Another important skill you need is team building skills. This is the ability to gather support for your business and work together with employees, partners and investors.

Analytical skills

This skill is about knowing how to gather, review and evaluate data into useful information.

The skill would help you to objectively assess the state of your business at a current stage. And to make necessary changes for the future.

Leadership skills

Being able to motivate others towards a common goal and getting things done.

Also, leadership skill would help you take charge and manage important business relationships such as those with employees and investors.

Communication skill

Effective communication skills is important for being able to clearly express the business goals and vision to employees and investors. You also need good communication skills to be able to effectively satisfy your customers.

Other important skills needed for small business success are; negotiation skills, planning skills, time management skills, sales and marketing skills and general management skills etc.

Where does my passion lie?

This is another important question to ask when carrying out a small business owner self-assessment.

Passion is important in entrepreneurial engagement because it can fuel motivation.

When you are a passionate business owner, your mental mental activity is enhanced.

In addition, passion provides meaning to everyday work – particularly for small businesses that don’t want to live small and die small.

Your passion may lie in entrepreneurial activities, such as:

  • Exploring new market ideas
  • Sourcing founding capital
  • Establishing and developing new products

A passion for entrepreneurial activities would make you interested in starting a small business and to become an entrepreneur.

The discovery of new opportunities helps to differentiate a business from others because not all owners/managers of small businesses are entrepreneurs.

However, passion alone will not make owner/managers to engage or be successful at being entrepreneurial.

In addition to being passionate and willing to engage in entrepreneurship, owner/managers also require resources (both capital and human) in order to discover, evaluate, and exploit opportunities.

The small business owners/managers who are passionate would still require access to resources in order to effectively transfer their passion to actual practice and engage in entrepreneurial activity.

Where is my area of expertise?

What are the things you’ve done in the past? For example, the skills you gained in your previous employment might be transferable to your business pursuit.

Make use of your resume to answer this question.

There would be things you’ve done in the past that would help reinforce your expertise in a certain area or areas.

The skills you gained through prior experience coupled with hardwork and resilience will make you successfully turn your passion into a business.

How much capital do I have?

Carefully consider how much capital you have raised personally or through family and friends.

Are you considering raising funds formally?

Do you have a business plan?

Have you customised your business plan for the funders you are targeting?

How much do I have in savings?

Considering that most businesses fail, ask yourself how much you can afford to spend.

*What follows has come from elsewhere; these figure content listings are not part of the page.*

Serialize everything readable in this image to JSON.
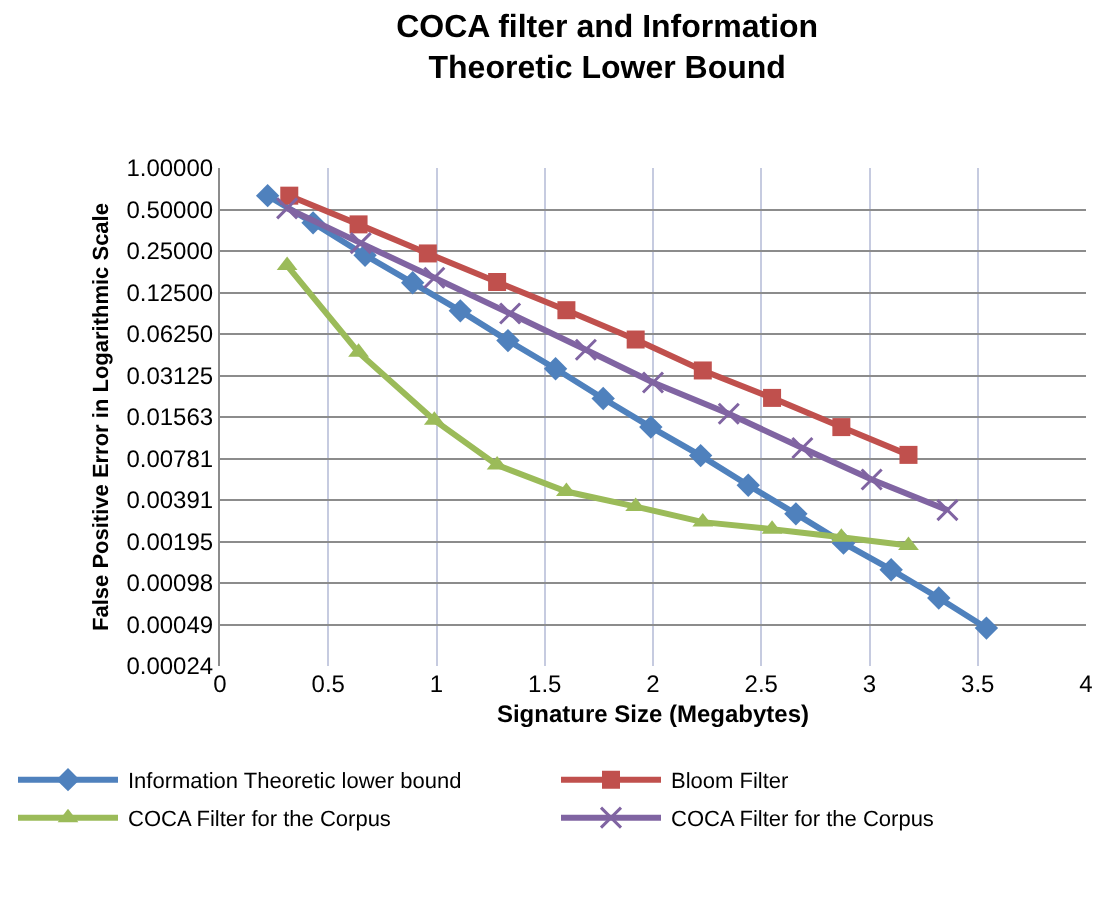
{
  "chart_data": {
    "type": "line",
    "title": "COCA filter and Information Theoretic Lower Bound",
    "xlabel": "Signature Size (Megabytes)",
    "ylabel": "False Positive Error in Logarithmic Scale",
    "log": true,
    "grid": true,
    "legend": "bottom",
    "xlim": [
      0,
      4
    ],
    "xticks": [
      0,
      0.5,
      1,
      1.5,
      2,
      2.5,
      3,
      3.5,
      4
    ],
    "ylim": [
      0.000244140625,
      1
    ],
    "yticks": [
      {
        "value": 1,
        "label": "1.00000"
      },
      {
        "value": 0.5,
        "label": "0.50000"
      },
      {
        "value": 0.25,
        "label": "0.25000"
      },
      {
        "value": 0.125,
        "label": "0.12500"
      },
      {
        "value": 0.0625,
        "label": "0.06250"
      },
      {
        "value": 0.03125,
        "label": "0.03125"
      },
      {
        "value": 0.015625,
        "label": "0.01563"
      },
      {
        "value": 0.0078125,
        "label": "0.00781"
      },
      {
        "value": 0.00390625,
        "label": "0.00391"
      },
      {
        "value": 0.001953125,
        "label": "0.00195"
      },
      {
        "value": 0.0009765625,
        "label": "0.00098"
      },
      {
        "value": 0.00048828125,
        "label": "0.00049"
      },
      {
        "value": 0.000244140625,
        "label": "0.00024"
      }
    ],
    "series": [
      {
        "name": "Information Theoretic lower bound",
        "color": "#4f81bd",
        "marker": "diamond",
        "x": [
          0.22,
          0.43,
          0.67,
          0.89,
          1.11,
          1.33,
          1.55,
          1.77,
          1.99,
          2.22,
          2.44,
          2.66,
          2.88,
          3.1,
          3.32,
          3.54
        ],
        "values": [
          0.63,
          0.4,
          0.233,
          0.147,
          0.092,
          0.056,
          0.035,
          0.0213,
          0.0132,
          0.0082,
          0.005,
          0.0031,
          0.0019,
          0.00122,
          0.00076,
          0.00046
        ]
      },
      {
        "name": "Bloom Filter",
        "color": "#c0504d",
        "marker": "square",
        "x": [
          0.32,
          0.64,
          0.96,
          1.28,
          1.6,
          1.92,
          2.23,
          2.55,
          2.87,
          3.18
        ],
        "values": [
          0.63,
          0.39,
          0.24,
          0.149,
          0.093,
          0.057,
          0.034,
          0.0215,
          0.0132,
          0.0083
        ]
      },
      {
        "name": "COCA Filter for the Corpus",
        "color": "#9bbb59",
        "marker": "triangle",
        "x": [
          0.31,
          0.64,
          0.99,
          1.28,
          1.6,
          1.92,
          2.23,
          2.55,
          2.87,
          3.18
        ],
        "values": [
          0.196,
          0.046,
          0.0148,
          0.007,
          0.0045,
          0.0035,
          0.0027,
          0.0024,
          0.0021,
          0.00183
        ]
      },
      {
        "name": "COCA Filter for the Corpus",
        "color": "#8064a2",
        "marker": "cross",
        "x": [
          0.31,
          0.65,
          0.99,
          1.34,
          1.69,
          2.0,
          2.35,
          2.69,
          3.01,
          3.36
        ],
        "values": [
          0.51,
          0.285,
          0.16,
          0.088,
          0.048,
          0.0278,
          0.0165,
          0.0093,
          0.0055,
          0.0033
        ]
      }
    ]
  }
}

In addition, realistically consider the sort of lifestyle you want to live in relation to what you might get from the business.

Do I really want to start a business?

Considering the challenges of being a business owner, if you don’t earn a salary for months would you be able to survive?

Would you rather have a business as a side hustle or even better, invest in other people’s business?

Are you better off being an employee? Entrepreneurship is not for everybody.

Conclusion

Proper self-evaluation before you start a business or at regular intervals will help to prevent a waste of resources and a poor management of your business.

Also, you will be able to improve your chances of access to better credit and gain mutual trust with business partners.

It will help you identify areas where you lack the necessary skills and adequate knowledge. This will also help you identify your training needs.